Recovering the national economy may be as simple as ensuring bipartisan collaboration.

Timothy Massad, assistant secretary for financial stability for the U.S. Department of the Treasury, spoke on Monday to an audience of 200 in the Geneen Auditorium at the Fuqua School of Business about the importance of political parties coming together to reach viable solutions to economic problems. In a speech entitled “Lessons Learned: A Retrospective of the 2008 Financial Crisis,” Massad discussed lessons from the 2008 crisis that can help the U.S. recover from its current financial situation.

“It is important to remember that we can come together, we have come together before and we need to do it again to address extraordinary challenges,” he said.

Understanding that it must be difficult for younger generations to fully comprehend the severity of the financial situation during former President George W. Bush’s time in office, Massad explained to the audience the country’s past economic situation.

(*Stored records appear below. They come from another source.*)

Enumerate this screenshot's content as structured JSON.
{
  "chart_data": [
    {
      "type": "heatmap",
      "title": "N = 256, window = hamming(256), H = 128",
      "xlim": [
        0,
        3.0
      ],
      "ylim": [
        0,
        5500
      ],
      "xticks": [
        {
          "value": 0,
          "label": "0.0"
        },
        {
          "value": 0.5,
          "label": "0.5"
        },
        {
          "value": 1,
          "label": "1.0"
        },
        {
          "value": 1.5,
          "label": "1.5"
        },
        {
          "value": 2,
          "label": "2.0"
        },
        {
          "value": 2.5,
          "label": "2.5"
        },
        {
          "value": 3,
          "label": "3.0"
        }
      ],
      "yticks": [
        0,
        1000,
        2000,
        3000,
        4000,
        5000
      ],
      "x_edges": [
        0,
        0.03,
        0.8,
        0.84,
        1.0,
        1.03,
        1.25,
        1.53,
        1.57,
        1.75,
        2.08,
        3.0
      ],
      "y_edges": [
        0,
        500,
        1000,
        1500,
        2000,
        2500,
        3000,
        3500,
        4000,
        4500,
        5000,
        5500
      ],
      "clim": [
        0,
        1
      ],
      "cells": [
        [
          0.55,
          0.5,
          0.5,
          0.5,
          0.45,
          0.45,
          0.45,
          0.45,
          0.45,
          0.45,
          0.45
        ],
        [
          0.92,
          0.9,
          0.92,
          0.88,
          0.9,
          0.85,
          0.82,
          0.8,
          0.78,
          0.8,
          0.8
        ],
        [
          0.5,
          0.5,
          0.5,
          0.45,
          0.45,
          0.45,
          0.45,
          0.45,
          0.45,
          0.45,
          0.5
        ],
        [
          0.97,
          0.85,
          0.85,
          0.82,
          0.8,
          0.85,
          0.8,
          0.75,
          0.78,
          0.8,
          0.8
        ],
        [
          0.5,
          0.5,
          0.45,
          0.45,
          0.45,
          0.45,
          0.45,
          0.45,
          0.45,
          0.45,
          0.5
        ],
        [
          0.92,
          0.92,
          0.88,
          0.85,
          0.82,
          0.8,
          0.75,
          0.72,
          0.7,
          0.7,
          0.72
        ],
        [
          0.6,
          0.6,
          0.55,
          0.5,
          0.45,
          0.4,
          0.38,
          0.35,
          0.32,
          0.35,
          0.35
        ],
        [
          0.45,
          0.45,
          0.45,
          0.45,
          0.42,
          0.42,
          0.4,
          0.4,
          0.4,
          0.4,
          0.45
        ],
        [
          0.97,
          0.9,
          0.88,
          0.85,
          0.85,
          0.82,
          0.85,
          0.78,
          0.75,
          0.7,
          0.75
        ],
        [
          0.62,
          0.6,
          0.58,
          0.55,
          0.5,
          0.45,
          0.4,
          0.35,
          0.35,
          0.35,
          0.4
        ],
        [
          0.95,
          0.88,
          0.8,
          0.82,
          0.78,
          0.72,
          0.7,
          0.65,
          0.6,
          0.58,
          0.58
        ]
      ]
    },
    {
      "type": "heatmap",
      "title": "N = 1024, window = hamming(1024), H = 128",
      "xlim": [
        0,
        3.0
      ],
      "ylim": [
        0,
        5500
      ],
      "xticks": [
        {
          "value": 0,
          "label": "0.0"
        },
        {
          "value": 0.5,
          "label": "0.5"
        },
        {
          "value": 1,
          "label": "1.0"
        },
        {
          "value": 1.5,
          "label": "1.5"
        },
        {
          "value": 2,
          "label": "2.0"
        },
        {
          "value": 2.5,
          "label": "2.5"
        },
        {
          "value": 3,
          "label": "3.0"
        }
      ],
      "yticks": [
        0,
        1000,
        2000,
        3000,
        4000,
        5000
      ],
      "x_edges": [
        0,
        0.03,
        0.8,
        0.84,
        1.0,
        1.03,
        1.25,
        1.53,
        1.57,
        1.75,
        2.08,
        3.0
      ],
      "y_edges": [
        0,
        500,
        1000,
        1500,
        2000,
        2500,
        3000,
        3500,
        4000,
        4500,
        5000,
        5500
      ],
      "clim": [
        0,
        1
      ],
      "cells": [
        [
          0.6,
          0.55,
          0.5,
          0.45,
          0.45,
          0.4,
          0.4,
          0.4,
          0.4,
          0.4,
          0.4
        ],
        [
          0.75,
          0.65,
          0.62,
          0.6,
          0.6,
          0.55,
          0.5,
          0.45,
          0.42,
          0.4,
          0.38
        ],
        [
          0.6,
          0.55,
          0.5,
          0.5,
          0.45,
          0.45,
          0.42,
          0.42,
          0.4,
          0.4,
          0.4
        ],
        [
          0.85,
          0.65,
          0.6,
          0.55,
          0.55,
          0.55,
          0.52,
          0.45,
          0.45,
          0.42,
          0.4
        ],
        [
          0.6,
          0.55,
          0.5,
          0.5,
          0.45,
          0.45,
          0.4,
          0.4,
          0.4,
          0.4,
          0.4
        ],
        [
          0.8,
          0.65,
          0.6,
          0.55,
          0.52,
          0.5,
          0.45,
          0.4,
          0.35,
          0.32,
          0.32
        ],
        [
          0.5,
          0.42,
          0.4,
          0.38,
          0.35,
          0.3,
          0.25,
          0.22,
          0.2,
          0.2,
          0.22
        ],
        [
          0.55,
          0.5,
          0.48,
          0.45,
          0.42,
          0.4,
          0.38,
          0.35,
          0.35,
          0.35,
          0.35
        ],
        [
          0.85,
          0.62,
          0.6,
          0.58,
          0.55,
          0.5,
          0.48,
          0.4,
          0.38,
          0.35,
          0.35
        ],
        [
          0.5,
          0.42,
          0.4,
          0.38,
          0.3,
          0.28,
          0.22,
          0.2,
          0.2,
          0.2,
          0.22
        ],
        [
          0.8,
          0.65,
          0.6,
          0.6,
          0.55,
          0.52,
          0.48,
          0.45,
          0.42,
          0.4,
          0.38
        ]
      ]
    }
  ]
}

“It’s hard to imagine a financial system as something that could collapse but think of it as a power cord,” he explained. “There are lines connecting cities and states much like our transmission lines. [In the economy] credit and financial services flow through those lines and that’s where the power comes from. When the system becomes overburdened in one place it will crash leading to failure in other parts and that’s what the fall of 2008 was.”

In 2008, the financial system was on the brink of collapse due to underlying forces that built up over many year and the government placing Fannie Mae and Freddie Mac into conservatorship, Massad said. Then the collapse of Lehman Brothers caused the stock market to plummet and additional pressure to be put on money market bonds.

Massad stressed that without strong government intervention, the country would have experienced its second Great Depression.

“If the government had not acted in the fall of 2008, the nation would have plunged into a depression with 16 percent unemployment,” he said.

Massad is also the leader of the Troubled Asset Relief Program, a program implemented by the Bush administration to strengthen the financial sector. Recognizing the third anniversary of the TARP program, Massad credited TARP’s actions to avoiding a complete collapse of the financial system.

“The government demonstrated unequivocal and clear commitment, through TARP we did that,” he said. “The financial system today is much stronger as a result, and the weakest part of the financial system no longer exist. Capital is higher, leverage lower, more credit is available.”

Despite the public losing confidence in the government during the downturn in 2008, Massad said he was optimistic about the future of the economy noting that reopened markets as well as lower borrowing costs are signs of the government moving in the right direction towards economic growth. Although today’s political atmosphere is very tense, Massad added that for the most part, both parties are under the agreement that compromises must be made for the greater good of the country.

Jonathan Nester, a bank analyst working in Durham, said he enjoyed Massad’s insider’s perspective into the government’s response to the crisis in 2008.

“It was nice to hear someone who is qualified to speak on the topic and who has been involved and has in depth experience,” Nester said.

Senior Will Eastman said that Massad provided a good reminder to the Duke student body that it wasn’t just the Obama Administration and the Democratic party that helped pull the country out of the brink of collapse.

“I think people often forget the facts,” Eastman said. “They often attribute TARP to the Obama Administration, but Massad was good at explaining that it was in fact started by the Bush Administration and was a bipartisan effort.”